ぼくが今まででいちばん愛読してきたギャグマンガは「クマのプー太郎」(1990-94年、小学館)だ。当初の単行本で全5巻保管しており、大げさでなく全ネタおぼえるだけ読んだ。学生時代の友人にぼくと同じレベルのファンが1人いて、今でもたまに会うとクマプーから引用したギャグを交わすのが習慣になっている。

4コママンガにおける笑いを大別すると、いわゆる起承転結に則ってサゲる伝統的なものと、早い段階でアイディアを明かし惰性で笑わせつづける変則的なものとがあるが。中川先生は特に後者のセンスが天才的で、惰性どころか更に4コマ目に向かって笑いの温度を上げていくのだ。

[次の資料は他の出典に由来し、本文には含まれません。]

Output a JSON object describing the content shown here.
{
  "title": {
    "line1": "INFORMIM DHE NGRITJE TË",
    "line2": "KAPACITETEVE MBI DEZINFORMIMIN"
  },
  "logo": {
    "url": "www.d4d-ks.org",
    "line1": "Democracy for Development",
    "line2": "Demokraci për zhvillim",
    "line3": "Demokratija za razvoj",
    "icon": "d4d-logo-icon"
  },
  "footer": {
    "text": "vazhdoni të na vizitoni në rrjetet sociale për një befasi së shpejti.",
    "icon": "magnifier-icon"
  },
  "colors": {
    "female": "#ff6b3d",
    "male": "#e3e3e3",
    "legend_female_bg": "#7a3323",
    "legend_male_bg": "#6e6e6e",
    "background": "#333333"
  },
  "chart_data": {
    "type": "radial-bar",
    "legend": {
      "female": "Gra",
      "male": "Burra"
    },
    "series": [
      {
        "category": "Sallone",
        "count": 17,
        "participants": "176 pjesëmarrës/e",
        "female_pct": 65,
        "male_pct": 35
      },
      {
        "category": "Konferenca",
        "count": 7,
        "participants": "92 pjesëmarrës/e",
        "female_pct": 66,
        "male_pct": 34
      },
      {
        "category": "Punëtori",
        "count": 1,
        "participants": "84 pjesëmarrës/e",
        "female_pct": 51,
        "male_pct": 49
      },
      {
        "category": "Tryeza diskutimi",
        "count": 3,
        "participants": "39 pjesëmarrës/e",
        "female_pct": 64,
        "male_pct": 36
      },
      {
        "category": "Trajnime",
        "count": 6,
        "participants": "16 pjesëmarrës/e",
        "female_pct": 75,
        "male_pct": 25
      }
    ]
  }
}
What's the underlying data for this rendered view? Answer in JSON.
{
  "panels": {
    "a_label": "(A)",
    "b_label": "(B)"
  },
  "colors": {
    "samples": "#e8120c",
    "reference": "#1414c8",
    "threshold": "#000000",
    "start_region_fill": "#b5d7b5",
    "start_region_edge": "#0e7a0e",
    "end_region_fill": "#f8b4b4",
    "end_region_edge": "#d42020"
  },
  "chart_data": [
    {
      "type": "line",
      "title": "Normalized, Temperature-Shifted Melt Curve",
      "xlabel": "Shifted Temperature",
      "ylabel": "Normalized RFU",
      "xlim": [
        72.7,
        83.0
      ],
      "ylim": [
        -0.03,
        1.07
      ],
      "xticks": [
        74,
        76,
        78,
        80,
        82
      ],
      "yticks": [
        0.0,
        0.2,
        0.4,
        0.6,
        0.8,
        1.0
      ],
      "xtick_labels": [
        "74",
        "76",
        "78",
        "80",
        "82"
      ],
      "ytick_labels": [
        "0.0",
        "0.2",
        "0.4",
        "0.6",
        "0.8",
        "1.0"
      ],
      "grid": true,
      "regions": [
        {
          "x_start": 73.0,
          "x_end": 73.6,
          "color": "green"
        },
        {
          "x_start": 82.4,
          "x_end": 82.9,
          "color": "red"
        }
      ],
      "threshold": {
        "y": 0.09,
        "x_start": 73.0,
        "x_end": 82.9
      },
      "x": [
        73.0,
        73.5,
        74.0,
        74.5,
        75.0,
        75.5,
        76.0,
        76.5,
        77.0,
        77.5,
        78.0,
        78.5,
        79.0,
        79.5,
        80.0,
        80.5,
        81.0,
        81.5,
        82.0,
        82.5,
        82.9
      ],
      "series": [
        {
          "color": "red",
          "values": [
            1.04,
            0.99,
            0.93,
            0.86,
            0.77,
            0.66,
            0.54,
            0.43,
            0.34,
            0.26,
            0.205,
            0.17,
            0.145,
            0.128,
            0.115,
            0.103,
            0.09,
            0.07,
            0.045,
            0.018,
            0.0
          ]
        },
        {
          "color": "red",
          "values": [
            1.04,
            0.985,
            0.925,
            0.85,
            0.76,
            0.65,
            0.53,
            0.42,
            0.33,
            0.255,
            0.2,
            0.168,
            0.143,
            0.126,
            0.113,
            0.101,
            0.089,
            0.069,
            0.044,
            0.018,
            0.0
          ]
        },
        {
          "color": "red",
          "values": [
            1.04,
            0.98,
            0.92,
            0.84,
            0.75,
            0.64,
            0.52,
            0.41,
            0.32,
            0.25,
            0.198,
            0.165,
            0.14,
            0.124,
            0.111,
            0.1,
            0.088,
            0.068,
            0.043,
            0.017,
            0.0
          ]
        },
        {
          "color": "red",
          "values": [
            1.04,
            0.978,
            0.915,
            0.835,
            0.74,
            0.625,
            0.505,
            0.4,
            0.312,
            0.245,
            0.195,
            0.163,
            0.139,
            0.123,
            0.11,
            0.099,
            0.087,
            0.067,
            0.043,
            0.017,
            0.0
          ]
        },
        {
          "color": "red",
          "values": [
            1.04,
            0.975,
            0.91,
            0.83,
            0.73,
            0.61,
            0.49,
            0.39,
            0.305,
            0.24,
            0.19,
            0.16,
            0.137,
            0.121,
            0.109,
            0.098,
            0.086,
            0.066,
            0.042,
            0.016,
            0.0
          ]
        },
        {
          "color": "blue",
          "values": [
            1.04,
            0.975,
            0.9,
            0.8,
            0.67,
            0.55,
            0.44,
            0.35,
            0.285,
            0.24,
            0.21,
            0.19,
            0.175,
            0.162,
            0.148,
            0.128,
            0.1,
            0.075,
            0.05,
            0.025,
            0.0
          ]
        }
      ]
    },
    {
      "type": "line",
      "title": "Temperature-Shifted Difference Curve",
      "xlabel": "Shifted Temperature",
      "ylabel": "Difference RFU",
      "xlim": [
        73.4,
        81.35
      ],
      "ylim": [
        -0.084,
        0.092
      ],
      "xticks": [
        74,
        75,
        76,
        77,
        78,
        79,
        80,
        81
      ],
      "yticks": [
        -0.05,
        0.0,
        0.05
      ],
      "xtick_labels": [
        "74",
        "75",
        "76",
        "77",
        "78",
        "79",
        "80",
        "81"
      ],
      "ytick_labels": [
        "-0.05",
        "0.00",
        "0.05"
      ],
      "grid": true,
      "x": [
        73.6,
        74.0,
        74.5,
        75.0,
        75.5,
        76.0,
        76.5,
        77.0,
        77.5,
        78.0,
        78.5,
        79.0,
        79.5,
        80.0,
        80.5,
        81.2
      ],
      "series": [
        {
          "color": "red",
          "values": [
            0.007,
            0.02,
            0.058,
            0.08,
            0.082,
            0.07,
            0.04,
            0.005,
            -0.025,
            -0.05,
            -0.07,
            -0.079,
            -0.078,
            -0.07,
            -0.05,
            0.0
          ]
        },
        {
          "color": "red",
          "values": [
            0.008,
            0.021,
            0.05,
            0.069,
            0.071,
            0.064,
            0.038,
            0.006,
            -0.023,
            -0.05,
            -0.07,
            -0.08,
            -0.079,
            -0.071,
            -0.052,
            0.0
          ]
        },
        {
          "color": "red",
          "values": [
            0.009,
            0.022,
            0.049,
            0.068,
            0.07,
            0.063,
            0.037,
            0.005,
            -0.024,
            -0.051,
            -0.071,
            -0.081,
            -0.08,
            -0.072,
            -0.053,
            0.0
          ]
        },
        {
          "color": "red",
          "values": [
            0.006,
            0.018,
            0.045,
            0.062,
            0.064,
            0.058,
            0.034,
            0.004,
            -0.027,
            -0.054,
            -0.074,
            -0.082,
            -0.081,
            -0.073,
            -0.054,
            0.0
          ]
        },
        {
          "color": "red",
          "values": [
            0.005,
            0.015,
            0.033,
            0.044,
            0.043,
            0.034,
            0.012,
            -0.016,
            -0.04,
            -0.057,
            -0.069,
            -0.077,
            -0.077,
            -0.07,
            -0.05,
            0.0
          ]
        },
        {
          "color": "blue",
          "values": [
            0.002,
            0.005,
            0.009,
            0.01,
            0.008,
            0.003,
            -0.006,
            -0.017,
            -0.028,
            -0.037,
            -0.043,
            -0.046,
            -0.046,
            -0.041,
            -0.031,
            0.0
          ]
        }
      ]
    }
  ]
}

たとえば「壁に耳ありショージとメアリー」というネタがある。

タイトル出てきた時点で、そりゃ笑うでしょ。おもいっきりダジャレだ。部屋の壁にそれぞれの耳がくっついてるカップルが不自由に過ごす光景を儀礼的に4コマ使って描いている。4コマも要らない、つうか1コマでもいいくらいだろう。それでも残りの3コマで無理やり物語を広げてゆく感じが、とぼけた絵と相まって可笑しくてしょうがない。中川先生の絵がきちんと褒められているのを見聞したことはないのだけど素晴らしいと思う。ギャグマンガとしては一種の理想だ。笑いにガツガツした絵柄は品がないし、キャラに情がうつっているような絵柄だと生ぬるい。ほどよく品があって情が薄いおかげで、ギャグとの親和性が高いのである。ショージとメアリーもほどよくマヌケな顔をしていた。

クマプーが青年誌連載でありながら女性層も獲得できたのは、2000年代のゆるキャラブームを先取りしていたレギュラーキャラの魅力によるところが大きいのだろう。些細な幸せを探す「野ウサギ」、マイクをもって出現する「カラオケザル」、具体的な名前がない「双子の兄弟」などが代表的なところである。

しかし実のところ、キャラたちの登場は保険のような役割だった。クマプーのネタは使い切りだ。よく思いつくなと唸るものもたった4コマで葬られている。当然ショージとメアリーもだ。おそらくネタにちょっと困ったときに、お約束ネタをもつキャラたちに加勢してもらっていたのだ。あくまで主役はギャグそのもの。このことは中川いさみ全作品に共通している。連載後半で新キャラ登場のペースが加速していったのは週刊連載の賜物というわけである。

キャラ人気を安易に受けとめて制作されたアニメ版のクマプー(95~96年放映)は、残念ながら幼児番組が多少ねじれた程度の出来となり短命に終わった。中川先生の笑いを先生以外の手で完全再現できるのなら、是非また誰か挑戦してみてほしい。